Daniel LAROCHE
Sous le titre Éloge du dépaysement, Nathalie Roelens, professeur à l’université du Luxembourg, nous livre un essai fouillé sur les récits de voyage, de Montaigne à Gracq en passant par Stendhal, auxquels elle oppose le contemporain tourisme de consommation – non sans conclure curieusement sur une apologie de la marche flâneuse… Un moment essentiel dans cet historique : le « Grand Tour » que, leurs études terminées, les fils de riches familles anglaises effectuaient au 18e siècle dans les principales villes du continent, principalement en France et en Italie, en vue d’élargir leurs horizons géographiques, politiques, artistiques et humains. Néanmoins, ce sont bien des écrivains qui, mettant en livres péripéties et impressions, ont donné à cette expérience longtemps élitaire une véritable épaisseur symbolique : « le voyage resémantise les choses, les rend inédites et donc perturbantes à force d’introduire l’insolite dans le prévisible » (p. 75). N. Roelens examine successivement quelques lignes de faîte de ce genre littéraire apparemment mineur, en commençant par l’inévitable intrication entre réel et fiction. Elle dégage ainsi une thèse qui devient peu à peu le fil conducteur de son essai : l’équation entre le voyage physique et la lecture, qui est une évasion mentale.
Plusieurs thèmes-clés sont étudiés successivement, dont le franchissement initiatique de la frontière ou du seuil topographique, avec la déstabilisation qu’il engendre chez le voyageur, qu’il s’agisse de traversée maritime, du passage des Alpes chez Stendhal, des gares chez Proust. Il y a aussi – surtout – la question des différences culturelles, où s’avive la dialectique du même et de l’autre. Ignorance de la langue locale, ethnocentrisme et stéréotypes constituent une sorte de cache qui, de la région ou de la ville visitée, ne livre qu’une appréhension tronquée ou faussée ; ainsi Montaigne tance-t-il ses compatriotes incurieux, tandis que La Fontaine dénonce le chauvinisme français et que Mme de Staël épingle les préjugés Nord-Sud. Hormis l’attrait pour les « curiosités » naturelles ou architecturales – en ce compris le pillage des œuvres d’art ou la sauvegarde du patrimoine –, l’intérêt des voyageurs se concentre sur le comportement des habitants et les relations humaines, dont le motif de l’hospitalité offre un point de condensation notable. L’analyse de N. Roelens le démontre de façon convaincante : le voyageur qui n’exerce pas sur lui-même un travail critique se condamne à une perception superficielle de l’étranger, que résume bien le terme d’« exotisme ».

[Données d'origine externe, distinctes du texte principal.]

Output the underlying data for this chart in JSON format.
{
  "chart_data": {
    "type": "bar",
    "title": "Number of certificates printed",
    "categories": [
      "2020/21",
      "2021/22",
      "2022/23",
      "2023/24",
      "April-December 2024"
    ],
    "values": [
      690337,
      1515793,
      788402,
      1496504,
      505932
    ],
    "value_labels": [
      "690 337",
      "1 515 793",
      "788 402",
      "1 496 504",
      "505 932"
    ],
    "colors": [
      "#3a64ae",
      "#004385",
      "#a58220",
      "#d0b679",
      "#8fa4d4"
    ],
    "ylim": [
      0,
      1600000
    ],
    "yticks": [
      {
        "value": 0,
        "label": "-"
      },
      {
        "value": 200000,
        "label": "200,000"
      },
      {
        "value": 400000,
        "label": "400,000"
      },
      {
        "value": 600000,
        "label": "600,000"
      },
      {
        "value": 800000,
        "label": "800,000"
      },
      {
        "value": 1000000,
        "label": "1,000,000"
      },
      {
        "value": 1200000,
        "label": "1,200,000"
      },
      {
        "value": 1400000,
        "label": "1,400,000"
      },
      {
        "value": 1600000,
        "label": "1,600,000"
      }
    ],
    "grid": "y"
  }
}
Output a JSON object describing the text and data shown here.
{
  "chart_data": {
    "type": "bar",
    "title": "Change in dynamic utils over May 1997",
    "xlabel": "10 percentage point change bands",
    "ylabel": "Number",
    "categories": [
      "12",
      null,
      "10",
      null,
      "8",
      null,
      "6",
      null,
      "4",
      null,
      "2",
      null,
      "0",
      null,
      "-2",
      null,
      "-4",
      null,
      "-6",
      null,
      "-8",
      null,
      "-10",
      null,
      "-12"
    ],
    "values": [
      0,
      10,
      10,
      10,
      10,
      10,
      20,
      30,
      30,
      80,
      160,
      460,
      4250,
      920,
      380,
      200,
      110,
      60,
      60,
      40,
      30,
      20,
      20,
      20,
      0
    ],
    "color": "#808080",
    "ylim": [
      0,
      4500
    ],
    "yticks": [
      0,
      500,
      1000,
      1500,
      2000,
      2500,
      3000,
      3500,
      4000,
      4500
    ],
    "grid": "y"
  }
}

« Le dépaysement réel ne commencera que lorsqu’on reniera (temporairement du moins) ses origines » (p. 131), ce dont témoignent les héros de Aziyadé (Loti) ou de Graziella (Lamartine), sans oublier Montaigne devenu romain, Stendhal milanais ou Dumas napolitain. Perdant peu à peu son statut de corps étranger, le résident s’abandonne au processus à la fois rare et complexe du « devenir-autre », lequel n’est d’ailleurs pas dépourvu d’ambigüité, dans la mesure où le voyage est avant tout une quête du moi. Ainsi, pour le riche Barnabooth mis en scène par V. Larbaud, le périple en Italie consiste surtout à se libérer des fortes contraintes morales et sociales qui l’entravaient, entreprise facilitée par le cosmopolitisme du personnage. La question qui se pose ici est la délicate distinction entre l’identité culturelle, qui résulte du milieu et de l’éducation, et l’identité personnelle, liée à l’histoire secrète sinon inconsciente de l’individu : sauf cas exceptionnel, seule la première est de nature à se trouver modifiée par le « dépaysement » – alors que, de son côté, le tourisme de consommation laisse le voyageur inchangé… Délaissant la démarche de l’analyse littéraire, le livre s’achève toutefois sur une promotion de la flânerie pédestre à proximité de chez soi, sorte de « post-tourisme » (p. 187) ou de « tourisme créatif » (p. 199) qui vise à retrouver le surprenant au sein de l’environnement banal.
Ce parcours d’un indéniable intérêt est hélas encombré d’une érudition envahissante, qui nuit souvent à la clarté du propos, notamment en ce qui concerne les références théoriques. Un simple chiffre : les notes bibliographiques en fin de volume sont au nombre de 973… Quant au style de l’exposé, il n’a pas toujours l’élégance et la limpidité qu’on aurait souhaitées ; de plus, le texte est émaillé de très nombreuses coquilles, laissant l’impression que la finition de l’ouvrage fut quelque peu précipitée. Nul doute qu’une réédition éventuelle permettrait de remédier à ces quelques défauts.
Nathalie ROELENS, Éloge du dépaysement. Du voyage au tourisme, Paris, Kimé, 2015, 237 p.